Media and the Left
An addition to the playbook of the Left
Being a member of the most destructive generation, that 60s brigade that has been marching through the institutions for these past forty years, I end up with a perspective that is perhaps somewhat different from the general. My cohort of politicized friends and associates were radicalised in what was the most self-indulgent group of people ever to be raised anywhere on the planet. In my estimate, amongst us, for every one that turned to the right in their adult years, four have remained welded to the left.
A book has just been published by Stanley Kurtz on the American President. Radical-in-Chief: Barack Obama and the Untold Story of American Socialism is apparently an exposé revealing Obama’s deeply left wing views. To be unaware of the direction from whence this man came would have to make you one of the great political innocents of our time. It is not that no one knew. It is that no one cared that is so distressing. This is a presidency that we will be paying for and repenting in leisure for a very long time to come. I am completely unable to think through how to reverse the damage he has caused, but perhaps others are more inventive than I am. And there is no reason to be sure he won’t win again in 2012.
Included in the new playbook of the left, as shown by the actions of Barack Obama, seems to be not only to attack the media directly which is an old story but also to focus on an entire network. Fox in the US, the Rupert Murdoch owned news network, has been under direct focused assault by the President and members of his Cabinet. Not over any particular story, mind you, but as an attempt to discredit the network as a worthy news source at all. This has not been to war with particular journalists but to try to find some way to undermine an actual source of news and comment with the clear intent to drive it from the air. It has thus far been unsuccessful because, given the extensive failures in everything he has touched, Barack Obama has far less authority than he once did so that he can no longer command the allegiance of anyone other than the hardest of his core support.
Here we have seen the same in a minor sort of way, with the focused government attack on The Australian over the issue of the NBN. If ever there has been an issue for which a government deserves the most relentless pressure, it is over the decisions that surround the $43 billion initial cost of the National Broadband Network that will potentially end up being one of the most colossal wastes of money in the history of the Commonwealth. And this is a statement that can be made without fear of contradiction since there has not been a single study undertaken by the government to show that it is not so. They are determined to waste our money and there is not a thing we can do about it.
And it’s not as if The Australian has been alone in trying to show that the NBN is a financial black hole. It is a universal amongst virtually all commentators outside the government and its circle of advisors. From Treasury to the ACCC, no one within the public service is breaking ranks but there are no end of observers on the outside who are utterly dismayed by this fantastic waste of taxpayer funds that will divert enormous amounts of our productivity into what will make this country less well off than if nothing were done at all.

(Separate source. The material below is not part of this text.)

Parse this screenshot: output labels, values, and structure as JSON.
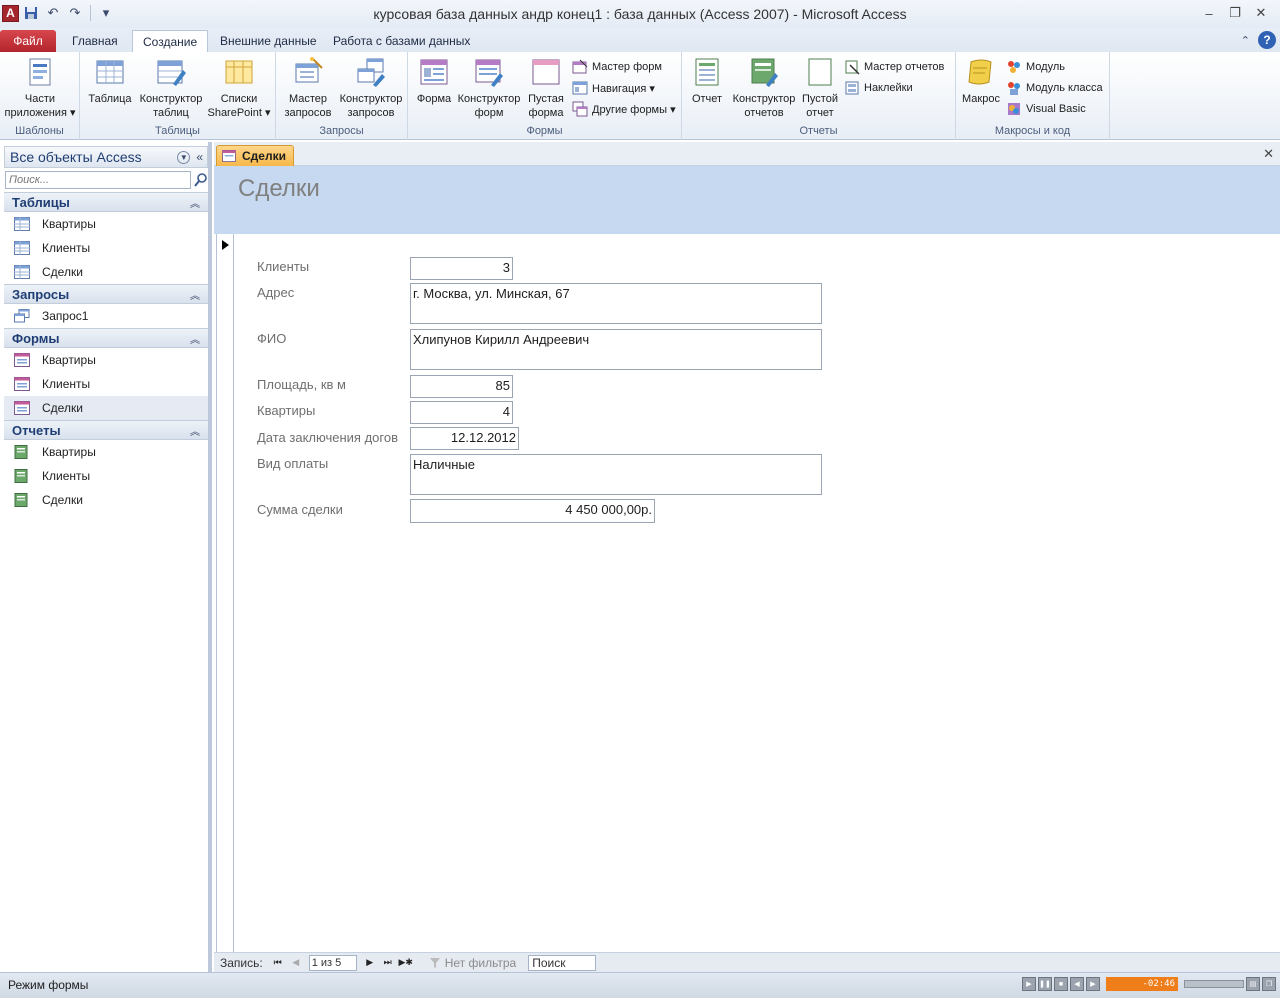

Meanwhile, back in the US, where all of the high stakes games are being played, we have had the firing of Juan Williams from NPR, the National Public Radio network, in large part because he appeared on Fox. A bit of a tempest in a teapot, you might think, but there is a quite interesting follow up that ought to make you really nervous about our press freedoms and access to information.

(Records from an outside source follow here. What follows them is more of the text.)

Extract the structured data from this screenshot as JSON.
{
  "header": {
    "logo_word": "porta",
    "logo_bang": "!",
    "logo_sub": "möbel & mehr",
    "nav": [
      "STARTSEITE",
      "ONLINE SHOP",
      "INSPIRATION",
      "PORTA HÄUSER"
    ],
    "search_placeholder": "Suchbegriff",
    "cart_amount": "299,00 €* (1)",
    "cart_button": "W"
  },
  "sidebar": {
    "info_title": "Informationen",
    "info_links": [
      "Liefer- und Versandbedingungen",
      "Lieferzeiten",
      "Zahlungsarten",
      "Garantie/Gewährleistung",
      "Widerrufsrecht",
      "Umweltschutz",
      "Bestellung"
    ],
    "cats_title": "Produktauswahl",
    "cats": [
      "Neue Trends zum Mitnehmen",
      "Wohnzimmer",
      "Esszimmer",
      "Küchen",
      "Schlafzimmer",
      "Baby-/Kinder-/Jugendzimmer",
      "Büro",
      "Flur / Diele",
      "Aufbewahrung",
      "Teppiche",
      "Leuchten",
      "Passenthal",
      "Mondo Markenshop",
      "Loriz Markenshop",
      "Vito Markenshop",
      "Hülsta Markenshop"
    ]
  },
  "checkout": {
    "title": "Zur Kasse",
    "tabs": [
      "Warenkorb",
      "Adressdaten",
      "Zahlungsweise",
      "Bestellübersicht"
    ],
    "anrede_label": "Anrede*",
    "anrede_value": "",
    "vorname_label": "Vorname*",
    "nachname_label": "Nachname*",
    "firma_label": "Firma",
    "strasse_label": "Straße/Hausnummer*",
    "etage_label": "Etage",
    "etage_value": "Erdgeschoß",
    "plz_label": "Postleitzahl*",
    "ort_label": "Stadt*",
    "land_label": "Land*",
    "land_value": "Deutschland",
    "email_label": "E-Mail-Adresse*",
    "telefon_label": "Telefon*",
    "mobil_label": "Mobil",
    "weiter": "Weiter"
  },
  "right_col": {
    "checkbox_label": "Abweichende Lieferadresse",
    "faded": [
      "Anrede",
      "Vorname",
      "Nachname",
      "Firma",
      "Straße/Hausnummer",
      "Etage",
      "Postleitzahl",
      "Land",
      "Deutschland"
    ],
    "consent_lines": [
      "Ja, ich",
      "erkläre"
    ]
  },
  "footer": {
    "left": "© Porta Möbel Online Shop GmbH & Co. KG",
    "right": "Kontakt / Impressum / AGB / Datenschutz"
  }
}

What NPR, and its CEO Vivian Schiller are in the midst of, according to this story by Tara Servatius on Townhall.com is the creation of a quite spectacular association of leftist news sources to replace the failing mainstream media that is under the most intense financial pressure across the world. This is how this association is described:
It’s a digital network in partnership with all the nation’s public news providers, built to distribute their news locally, regionally and nationally. NPR has already built a state-of-the-art internal ‘wire’ service in the style of the Associated Press to carry and distribute the news. The Corporation for Public Broadcasting funded seven multi-million dollar regional journalism centers with news teams to produce and distribute the new public news product.
The internet is not the antidote to a government controlled media. If the media even as it exists can make Barack Obama President, there is no telling what would happen if our traditional news sources should actually retreat from where they now are to providing almost no news at all aside from what the NPRs of the world are willing to let you know.